View Single Post
Old 12-23-2019 | 05:14 PM
  #522  
wjcandee
Line Holder
 
Joined: Aug 2016
Posts: 502
Likes: 0
Default

Originally Posted by BoilerUP
Amazon isn't a true express package delivery company like FDX that can deliver something from one side of the country (or world) to another in 18 hours via their air network, they are a retailer that stocks dozens of massive fulfillment centers across the country where the bulk of their last mile shipments originate and uses airplanes to move stuff between fulfillment centers.

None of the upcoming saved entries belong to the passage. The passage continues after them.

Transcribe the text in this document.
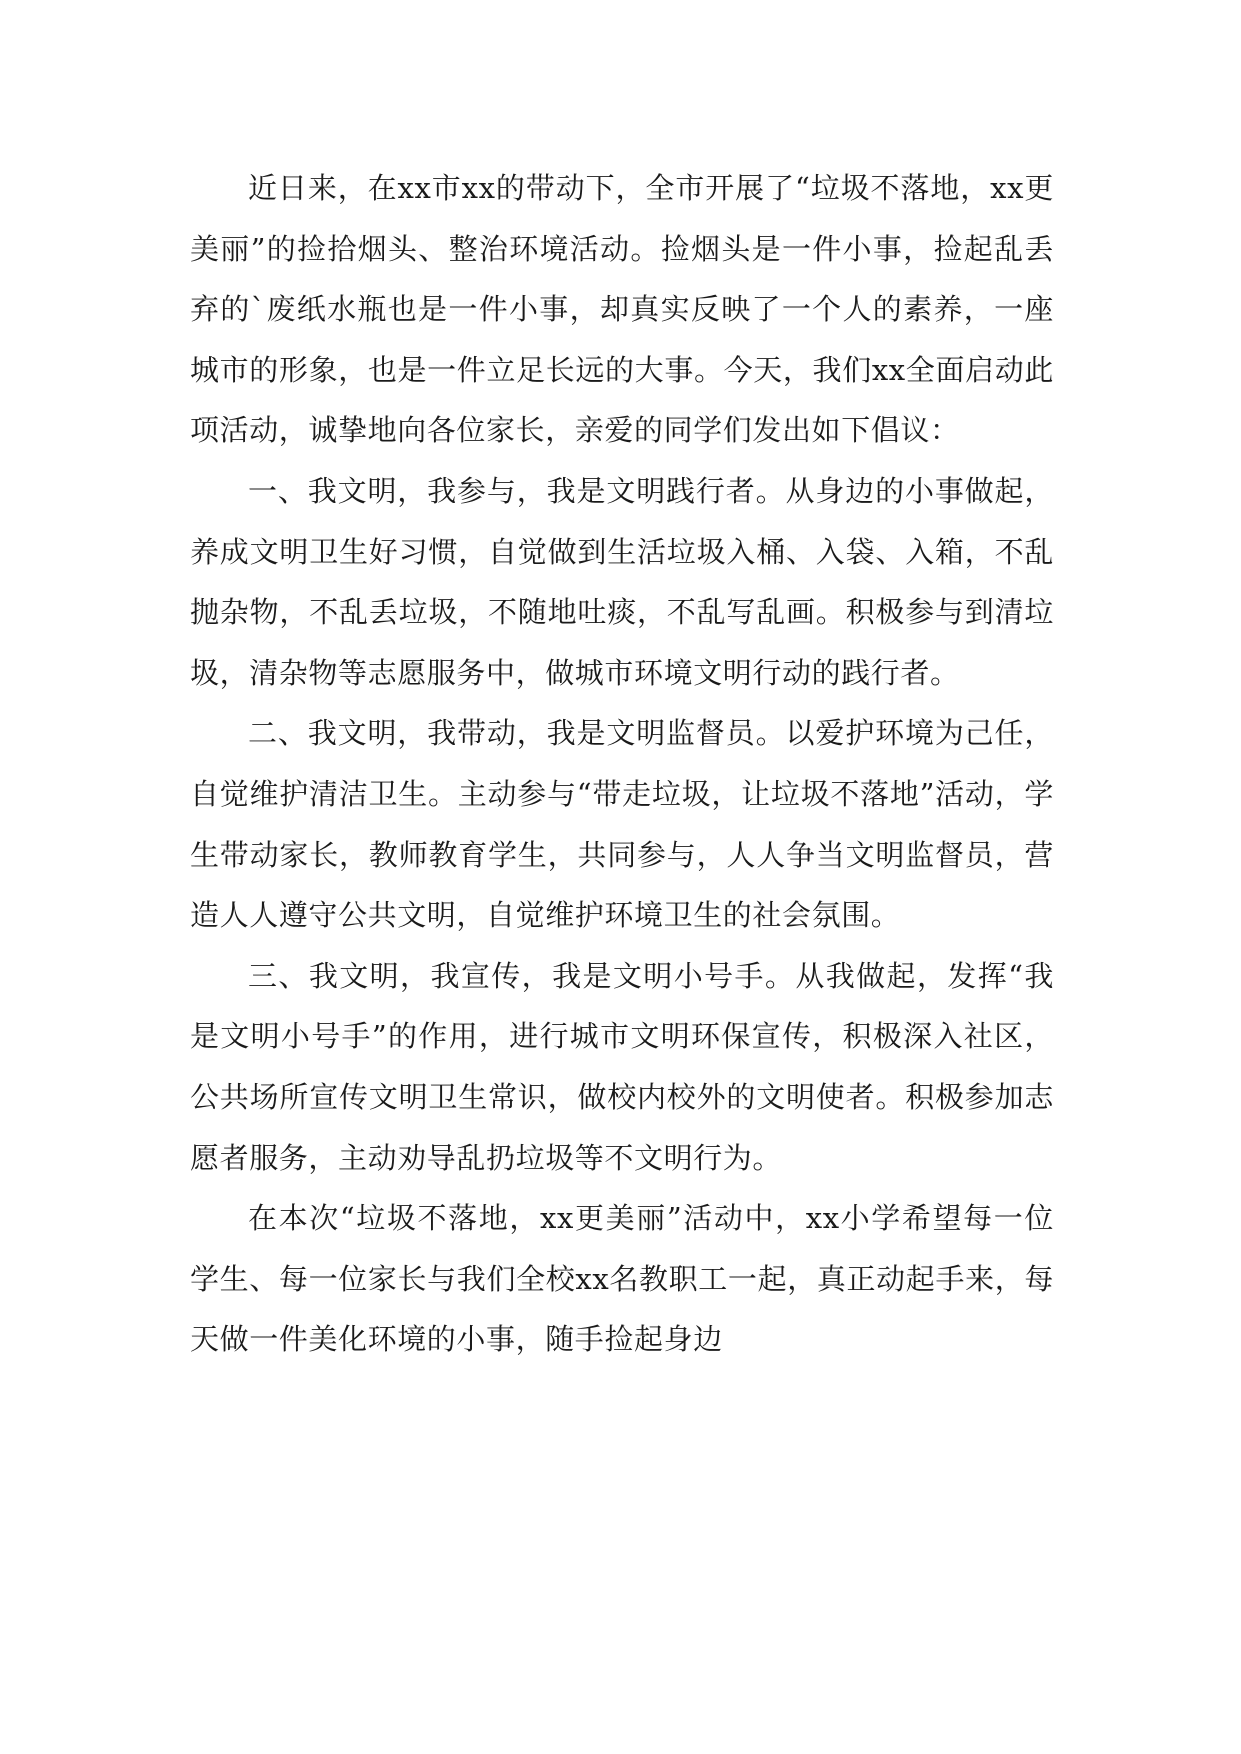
近日来，在xx市xx的带动下，全市开展了“垃圾不落地，xx更美丽”的捡拾烟头、整治环境活动。捡烟头是一件小事，捡起乱丢弃的`废纸水瓶也是一件小事，却真实反映了一个人的素养，一座城市的形象，也是一件立足长远的大事。今天，我们xx全面启动此项活动，诚挚地向各位家长，亲爱的同学们发出如下倡议：

一、我文明，我参与，我是文明践行者。从身边的小事做起，养成文明卫生好习惯，自觉做到生活垃圾入桶、入袋、入箱，不乱抛杂物，不乱丢垃圾，不随地吐痰，不乱写乱画。积极参与到清垃圾，清杂物等志愿服务中，做城市环境文明行动的践行者。

二、我文明，我带动，我是文明监督员。以爱护环境为己任，自觉维护清洁卫生。主动参与“带走垃圾，让垃圾不落地”活动，学生带动家长，教师教育学生，共同参与，人人争当文明监督员，营造人人遵守公共文明，自觉维护环境卫生的社会氛围。

三、我文明，我宣传，我是文明小号手。从我做起，发挥“我是文明小号手”的作用，进行城市文明环保宣传，积极深入社区，公共场所宣传文明卫生常识，做校内校外的文明使者。积极参加志愿者服务，主动劝导乱扔垃圾等不文明行为。

在本次“垃圾不落地，xx更美丽”活动中，xx小学希望每一位学生、每一位家长与我们全校xx名教职工一起，真正动起手来，每天做一件美化环境的小事，随手捡起身边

Actually, they use the airplanes to layer more distant shipments to individuals into their last mile network. So you are correct that something going from a Virginia DC to a New York recipient will go by truck from Virginia to the "Sorting Center" at Avenel, NJ, where it will be sorted for delivery to a last-mile provider: a local post office, or a carrier like LaserShip, or, now, to Amazon's organic last-mile carrier, AMZL. But all the air network does is layer packages into that last-mile network by delivering them by trailer to the Sorting Center. The Sorting Center processes don't care whether they are receiving a trailer of packages from Virginia or Delaware, or instead a trailer of packages that has come from ABE off of the plane from ONT.

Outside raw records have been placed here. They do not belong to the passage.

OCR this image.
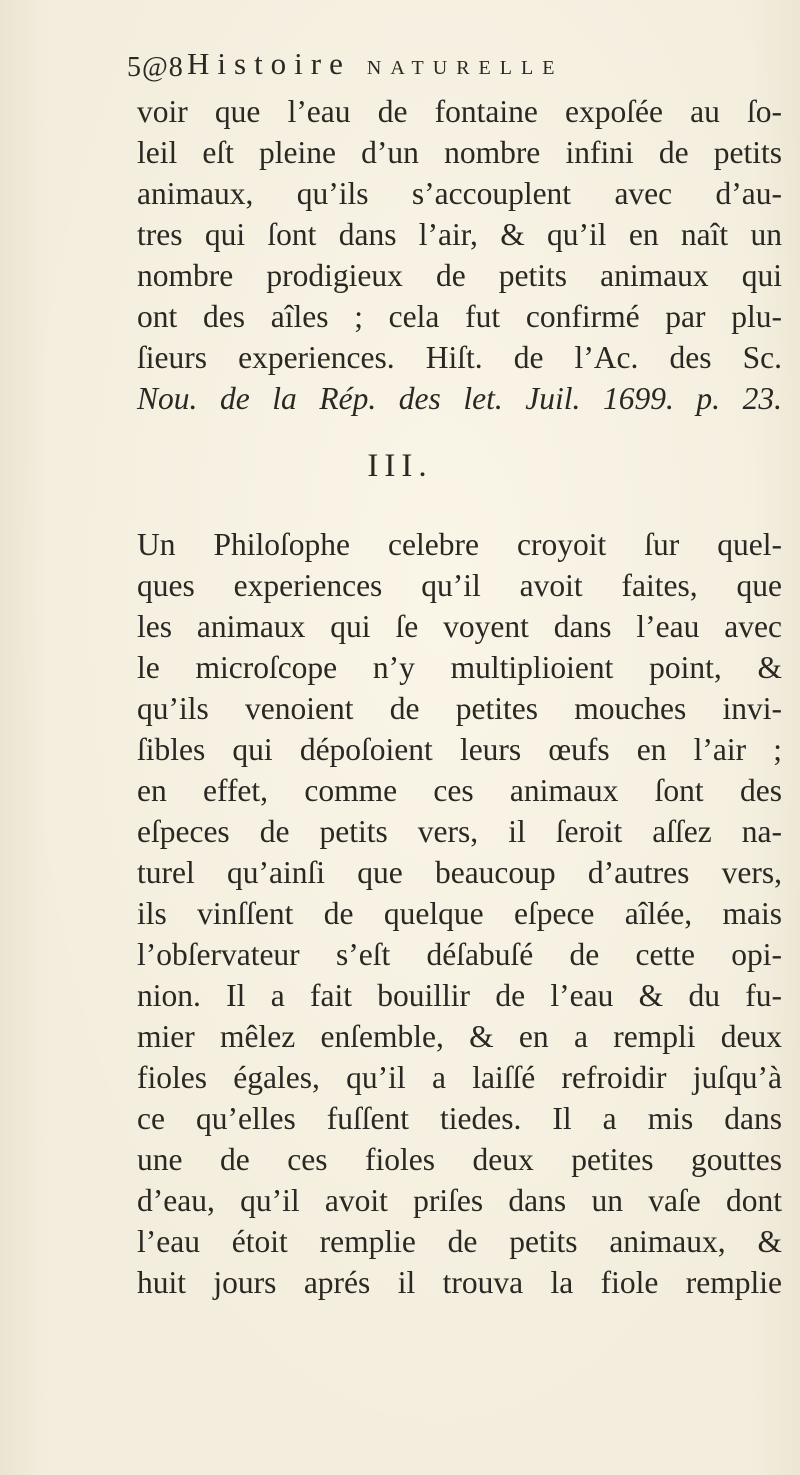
5@8 Histoire NATURELLE
voir que l’eau de fontaine expoſée au ſo-
leil eſt pleine d’un nombre infini de petits
animaux, qu’ils s’accouplent avec d’au-
tres qui ſont dans l’air, & qu’il en naît un
nombre prodigieux de petits animaux qui
ont des aîles ; cela fut confirmé par plu-
ſieurs experiences. Hiſt. de l’Ac. des Sc.
Nou. de la Rép. des let. Juil. 1699. p. 23.
III.
Un Philoſophe celebre croyoit ſur quel-
ques experiences qu’il avoit faites, que
les animaux qui ſe voyent dans l’eau avec
le microſcope n’y multiplioient point, &
qu’ils venoient de petites mouches invi-
ſibles qui dépoſoient leurs œufs en l’air ;
en effet, comme ces animaux ſont des
eſpeces de petits vers, il ſeroit aſſez na-
turel qu’ainſi que beaucoup d’autres vers,
ils vinſſent de quelque eſpece aîlée, mais
l’obſervateur s’eſt déſabuſé de cette opi-
nion. Il a fait bouillir de l’eau & du fu-
mier mêlez enſemble, & en a rempli deux
fioles égales, qu’il a laiſſé refroidir juſqu’à
ce qu’elles fuſſent tiedes. Il a mis dans
une de ces fioles deux petites gouttes
d’eau, qu’il avoit priſes dans un vaſe dont
l’eau étoit remplie de petits animaux, &
huit jours aprés il trouva la fiole remplie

The air network is not there primarily to move bulk shipments of the same item between distribution centers. It's there to move packaged customer orders from distribution centers to sorting centers, just like Amazon's ground line-haul network does. It's a minor point, but one that is important conceptually. It's this fact that media often miss when trying to understand what it is that Amazon's doing with its airplanes.